Abstract
We evaluate the performance of the most common estimators of latent Markov (LM) models with covariates in the presence of direct effects of the covariates on the indicators of the LM model. In LM modeling it is common practice not to model such direct effects, ignoring the consequences that might have on the overall model fit and the parameters of interest. However, in the general literature about latent variable modeling it is well known that unmodeled direct effects can severely bias the parameter estimates of the model at hand. We evaluate how the presence of direct effects influences the bias and efficiency of the 3 most common estimators of LM models, the 1-step, 2-step, and 3-step approaches. Furthermore, we propose amendments (that were thus far not used in the context of LM modeling) to the 2- and 3-step approaches that make it possible to account for direct effects and eliminate bias as a consequence. This is done by modeling the (possible) direct effects in the first step of the stepwise estimation procedures. We evaluate the proposed estimators through an extensive simulation study, and illustrate them via a real data application.

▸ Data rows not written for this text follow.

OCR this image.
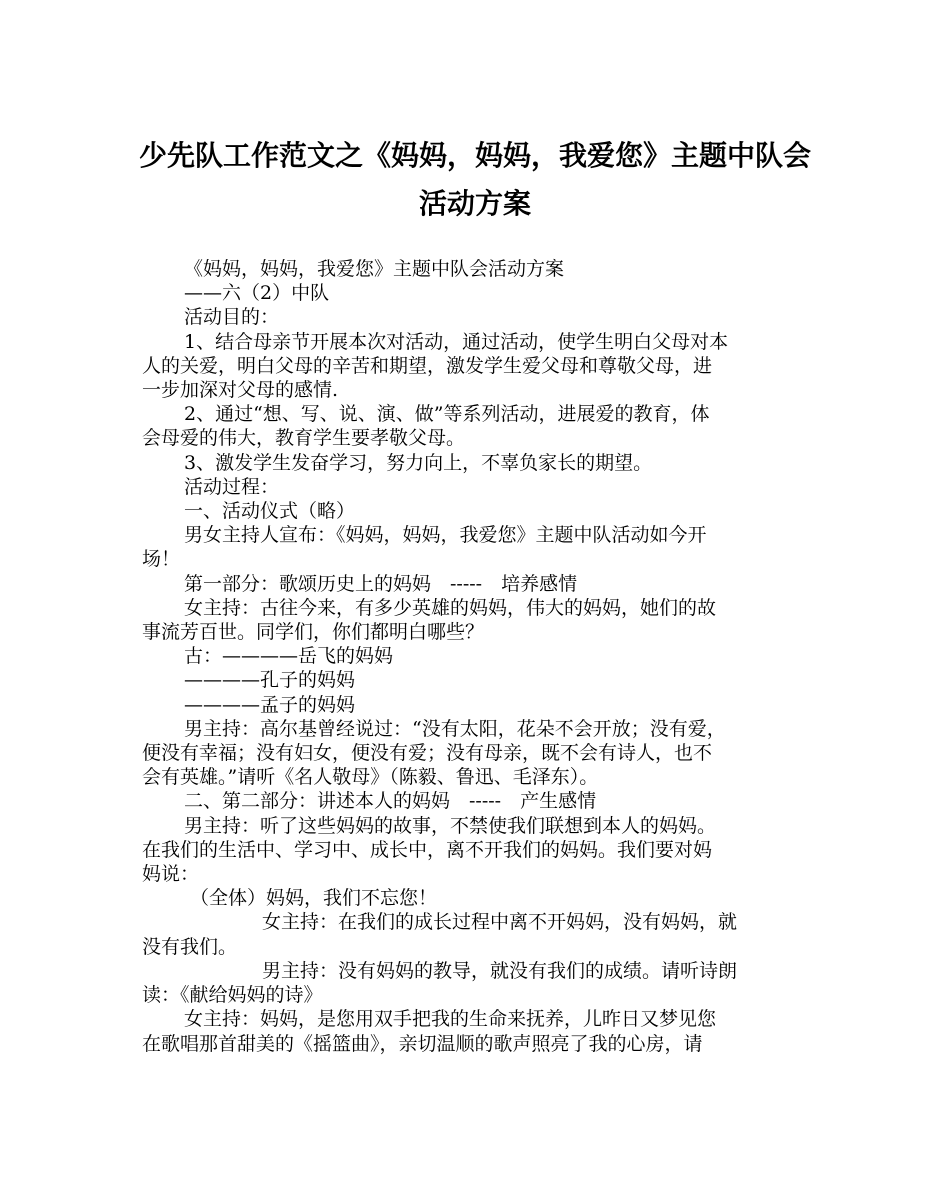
少先队工作范文之《妈妈，妈妈，我爱您》主题中队会
活动方案

《妈妈，妈妈，我爱您》主题中队会活动方案

——六（2）中队

活动目的：

1、结合母亲节开展本次对活动，通过活动，使学生明白父母对本

人的关爱，明白父母的辛苦和期望，激发学生爱父母和尊敬父母，进

一步加深对父母的感情.

2、通过“想、写、说、演、做”等系列活动，进展爱的教育，体

会母爱的伟大，教育学生要孝敬父母。

3、激发学生发奋学习，努力向上，不辜负家长的期望。

活动过程：

一、活动仪式（略）

男女主持人宣布：《妈妈，妈妈，我爱您》主题中队活动如今开

场！

第一部分：歌颂历史上的妈妈　-----　培养感情

女主持：古往今来，有多少英雄的妈妈，伟大的妈妈，她们的故

事流芳百世。同学们，你们都明白哪些？

古：————岳飞的妈妈

————孔子的妈妈

————孟子的妈妈

男主持：高尔基曾经说过：“没有太阳，花朵不会开放；没有爱，

便没有幸福；没有妇女，便没有爱；没有母亲，既不会有诗人，也不

会有英雄。”请听《名人敬母》（陈毅、鲁迅、毛泽东）。

二、第二部分：讲述本人的妈妈　-----　产生感情

男主持：听了这些妈妈的故事，不禁使我们联想到本人的妈妈。

在我们的生活中、学习中、成长中，离不开我们的妈妈。我们要对妈

妈说：

（全体）妈妈，我们不忘您！

女主持：在我们的成长过程中离不开妈妈，没有妈妈，就

没有我们。

男主持：没有妈妈的教导，就没有我们的成绩。请听诗朗

读：《献给妈妈的诗》

女主持：妈妈，是您用双手把我的生命来抚养，儿昨日又梦见您

在歌唱那首甜美的《摇篮曲》，亲切温顺的歌声照亮了我的心房，请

Our results show, first, that the augmented 2-step and 3-step approaches are unbiased and efficient estimators of LM models with direct effects. Second, ignoring the direct effects leads to biased estimates with all existing estimators, the 1-step approach being the most sensitive.
Notes
1 In principle, both modal and proportional assignment rules can be used. Yet, proportional assignment could become infeasible with larger number of time points, as nonzero weights are allocated to all possible latent state patterns of each observation.
2 A larger number of states was also tried, but in all cases we observed that a number approximately twice as large as the number of states in the latent variable of interest was enough to approximate the distribution of the noise.